* Last week, the Open Society Justice Initiative released a report calling for greater whistle blower protection at the ECCC and urging donors to demand additional anti-corruption reforms. Despite progress in other areas of the Khmer Rouge tribunal's operations, "the ECCC's struggle to address concerns about corruption poses a serious and potentially fatal problem for the court," according to the report.
I found the most interesting element of OSJI's report to be commentary on the corruption allegations recently investigated by the UN. While little information has been made public about the allegations, OSJI writes that the "UN's Office of Internal Oversight Services (OIOS) reviewed those claims and reportedly found them credible. By mid-September, the OIOS had transmitted a confidential report to the Cambodian government, apparently recommending that it conduct an investigation."

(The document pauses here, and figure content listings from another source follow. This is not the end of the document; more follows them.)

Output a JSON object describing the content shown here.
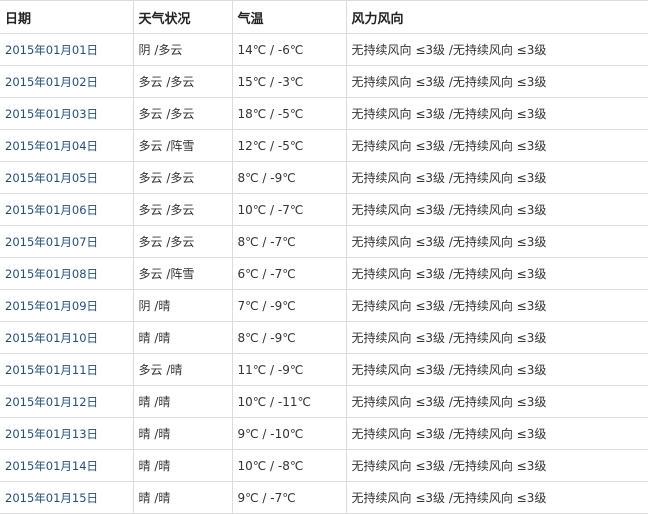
{
  "headers": {
    "date": "日期",
    "weather": "天气状况",
    "temp": "气温",
    "wind": "风力风向"
  },
  "rows": [
    {
      "date": "2015年01月01日",
      "weather": "阴 /多云",
      "temp": "14℃ / -6℃",
      "wind": "无持续风向 ≤3级 /无持续风向 ≤3级"
    },
    {
      "date": "2015年01月02日",
      "weather": "多云 /多云",
      "temp": "15℃ / -3℃",
      "wind": "无持续风向 ≤3级 /无持续风向 ≤3级"
    },
    {
      "date": "2015年01月03日",
      "weather": "多云 /多云",
      "temp": "18℃ / -5℃",
      "wind": "无持续风向 ≤3级 /无持续风向 ≤3级"
    },
    {
      "date": "2015年01月04日",
      "weather": "多云 /阵雪",
      "temp": "12℃ / -5℃",
      "wind": "无持续风向 ≤3级 /无持续风向 ≤3级"
    },
    {
      "date": "2015年01月05日",
      "weather": "多云 /多云",
      "temp": "8℃ / -9℃",
      "wind": "无持续风向 ≤3级 /无持续风向 ≤3级"
    },
    {
      "date": "2015年01月06日",
      "weather": "多云 /多云",
      "temp": "10℃ / -7℃",
      "wind": "无持续风向 ≤3级 /无持续风向 ≤3级"
    },
    {
      "date": "2015年01月07日",
      "weather": "多云 /多云",
      "temp": "8℃ / -7℃",
      "wind": "无持续风向 ≤3级 /无持续风向 ≤3级"
    },
    {
      "date": "2015年01月08日",
      "weather": "多云 /阵雪",
      "temp": "6℃ / -7℃",
      "wind": "无持续风向 ≤3级 /无持续风向 ≤3级"
    },
    {
      "date": "2015年01月09日",
      "weather": "阴 /晴",
      "temp": "7℃ / -9℃",
      "wind": "无持续风向 ≤3级 /无持续风向 ≤3级"
    },
    {
      "date": "2015年01月10日",
      "weather": "晴 /晴",
      "temp": "8℃ / -9℃",
      "wind": "无持续风向 ≤3级 /无持续风向 ≤3级"
    },
    {
      "date": "2015年01月11日",
      "weather": "多云 /晴",
      "temp": "11℃ / -9℃",
      "wind": "无持续风向 ≤3级 /无持续风向 ≤3级"
    },
    {
      "date": "2015年01月12日",
      "weather": "晴 /晴",
      "temp": "10℃ / -11℃",
      "wind": "无持续风向 ≤3级 /无持续风向 ≤3级"
    },
    {
      "date": "2015年01月13日",
      "weather": "晴 /晴",
      "temp": "9℃ / -10℃",
      "wind": "无持续风向 ≤3级 /无持续风向 ≤3级"
    },
    {
      "date": "2015年01月14日",
      "weather": "晴 /晴",
      "temp": "10℃ / -8℃",
      "wind": "无持续风向 ≤3级 /无持续风向 ≤3级"
    },
    {
      "date": "2015年01月15日",
      "weather": "晴 /晴",
      "temp": "9℃ / -7℃",
      "wind": "无持续风向 ≤3级 /无持续风向 ≤3级"
    }
  ]
}
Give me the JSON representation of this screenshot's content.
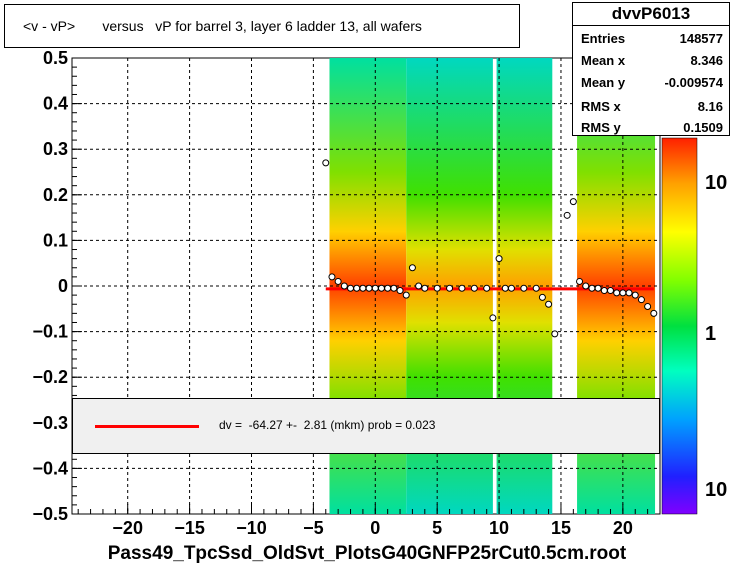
{
  "title": "<v - vP>       versus   vP for barrel 3, layer 6 ladder 13, all wafers",
  "xlabel": "Pass49_TpcSsd_OldSvt_PlotsG40GNFP25rCut0.5cm.root",
  "stats": {
    "name": "dvvP6013",
    "rows": [
      {
        "key": "Entries",
        "value": "148577"
      },
      {
        "key": "Mean x",
        "value": "8.346"
      },
      {
        "key": "Mean y",
        "value": "-0.009574"
      },
      {
        "key": "RMS x",
        "value": "8.16"
      },
      {
        "key": "RMS y",
        "value": "0.1509"
      }
    ]
  },
  "fit": {
    "label": "dv =  -64.27 +-  2.81 (mkm) prob = 0.023",
    "line_color": "#ff0000"
  },
  "chart_data": {
    "type": "heatmap",
    "xlim": [
      -24.5,
      23
    ],
    "ylim": [
      -0.5,
      0.5
    ],
    "xticks": [
      -20,
      -15,
      -10,
      -5,
      0,
      5,
      10,
      15,
      20
    ],
    "yticks": [
      -0.5,
      -0.4,
      -0.3,
      -0.2,
      -0.1,
      0,
      0.1,
      0.2,
      0.3,
      0.4,
      0.5
    ],
    "xtick_labels": [
      "−20",
      "−15",
      "−10",
      "−5",
      "0",
      "5",
      "10",
      "15",
      "20"
    ],
    "ytick_labels": [
      "−0.5",
      "−0.4",
      "−0.3",
      "−0.2",
      "−0.1",
      "0",
      "0.1",
      "0.2",
      "0.3",
      "0.4",
      "0.5"
    ],
    "grid": true,
    "z_scale": "log",
    "z_tick_labels": [
      "10",
      "1",
      "10"
    ],
    "data_bands": [
      [
        -3.7,
        2.5
      ],
      [
        2.5,
        9.5
      ],
      [
        9.8,
        14.3
      ],
      [
        16.3,
        22.6
      ]
    ],
    "fit_line": {
      "x": [
        -4,
        22.5
      ],
      "y": [
        -0.0064,
        -0.0064
      ]
    },
    "profile_points": [
      {
        "x": -4.0,
        "y": 0.27
      },
      {
        "x": -3.5,
        "y": 0.02
      },
      {
        "x": -3.0,
        "y": 0.01
      },
      {
        "x": -2.5,
        "y": 0.0
      },
      {
        "x": -2.0,
        "y": -0.005
      },
      {
        "x": -1.5,
        "y": -0.005
      },
      {
        "x": -1.0,
        "y": -0.005
      },
      {
        "x": -0.5,
        "y": -0.005
      },
      {
        "x": 0.0,
        "y": -0.005
      },
      {
        "x": 0.5,
        "y": -0.005
      },
      {
        "x": 1.0,
        "y": -0.005
      },
      {
        "x": 1.5,
        "y": -0.005
      },
      {
        "x": 2.0,
        "y": -0.01
      },
      {
        "x": 2.5,
        "y": -0.02
      },
      {
        "x": 3.0,
        "y": 0.04
      },
      {
        "x": 3.5,
        "y": 0.0
      },
      {
        "x": 4.0,
        "y": -0.005
      },
      {
        "x": 5.0,
        "y": -0.005
      },
      {
        "x": 6.0,
        "y": -0.005
      },
      {
        "x": 7.0,
        "y": -0.005
      },
      {
        "x": 8.0,
        "y": -0.005
      },
      {
        "x": 9.0,
        "y": -0.005
      },
      {
        "x": 9.5,
        "y": -0.07
      },
      {
        "x": 10.0,
        "y": 0.06
      },
      {
        "x": 10.5,
        "y": -0.005
      },
      {
        "x": 11.0,
        "y": -0.005
      },
      {
        "x": 12.0,
        "y": -0.005
      },
      {
        "x": 13.0,
        "y": -0.005
      },
      {
        "x": 13.5,
        "y": -0.025
      },
      {
        "x": 14.0,
        "y": -0.04
      },
      {
        "x": 14.5,
        "y": -0.105
      },
      {
        "x": 15.5,
        "y": 0.155
      },
      {
        "x": 16.0,
        "y": 0.185
      },
      {
        "x": 16.5,
        "y": 0.01
      },
      {
        "x": 17.0,
        "y": 0.0
      },
      {
        "x": 17.5,
        "y": -0.005
      },
      {
        "x": 18.0,
        "y": -0.005
      },
      {
        "x": 18.5,
        "y": -0.01
      },
      {
        "x": 19.0,
        "y": -0.01
      },
      {
        "x": 19.5,
        "y": -0.015
      },
      {
        "x": 20.0,
        "y": -0.015
      },
      {
        "x": 20.5,
        "y": -0.015
      },
      {
        "x": 21.0,
        "y": -0.02
      },
      {
        "x": 21.5,
        "y": -0.03
      },
      {
        "x": 22.0,
        "y": -0.045
      },
      {
        "x": 22.5,
        "y": -0.06
      }
    ]
  }
}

The UN does not have the authority to conduct an investigation on its own. But, despite receiving the UN's report, the Cambodian government has taken no public action and "the Cambodian government's overt hostility is worrisome," OSJI writes.
* The court recently rejected a request from Ieng Sary's lawyers to make submissions related to Joint Criminal Enterprise.
* Attorneys for Khieu Samphan have withdrawn their appeal against provisional detention after the court insisted on deciding the matter without an oral hearing. An April hearing was abruptly adjourned when attorney Jacques Verges refused to participate because his client's entire case filed had not been translated into French. Verges is continuing to push for complete translation.